What is forensic recovery and logs?
The main principle of forensic recovery is repeatability. The GPR (GoPro Recovery) software works to conform with standard rules. The other very important aspect is that nothing is ever changed. Part of the forensic option with GPR is additional information in the logs, this includes GPS, HASH value and directory runs.
A very important part of GPR software is the log. All versions of the software see the basic features, but for forensic opertion there are two very important additions - fragments and MD5 hash values.
A typical GoPro, or DJI video will be saved in often a few hundred fragments. By clicking on the frgament column in the log, the forensic version of the software will display all fragment locations. This means that if it was required, a third party could take the same basic chip image and generate the same video file using the information in the log.
This extract from the log shows file names, and also the fragment count.
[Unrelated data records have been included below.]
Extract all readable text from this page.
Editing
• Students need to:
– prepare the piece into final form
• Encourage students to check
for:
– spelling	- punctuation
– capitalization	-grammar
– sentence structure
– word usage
When the frgament count is clicked on with the mouse (in the Forensic version,) this is expanded to give each fragment detail - as below
In the example above we can see the sectors that each fragment is found, and the length, in sectors, or clusters of the fragment.
Some cameras, including Hero 7 to 11 contain GPS detectors. GPR will extract these values and in the forensic version of the software, will store the location in the log. The location stored is the first one found in the video. The GoPro Hero GPS will not always register it's location when in doors.
You may note in the above example that camera moved from the Eastern hemisphere to the West. CnW is based in a town on the Greenwich Meridian
Most recent GoPro cameras do record accelerometer and gyroscope data. On the forensic version, when the file is recontructed from fragments this information is now included, from V2.97 onwards. It can be vewed with a free program
With the forensic option, every file is hashed with an MD5 hash. An MD5 hash value that is in effect unique for a specific file. If even a single bit is changed, the hash value will be totally different. The advantage of this is if a file is transmitted, or copied anywhere, as long as the hash value is the same, then we know the file has not been changed on transmission. Also, for evidence, it means that the file has not been edited or changed in anyway. The Hash value is a 16 byte number, normally displayed as a Hex string. (The screen shot above has been cropped so only the start of the hash value is displayed).
Many forensic investigations start by imaging a device and creating an .E01 file. This is a compressed file, but also has many security features built in. In effect, it is not possible to tamper with the data within the file. The forensic version of GPR will read these files in the same way as a normal image file.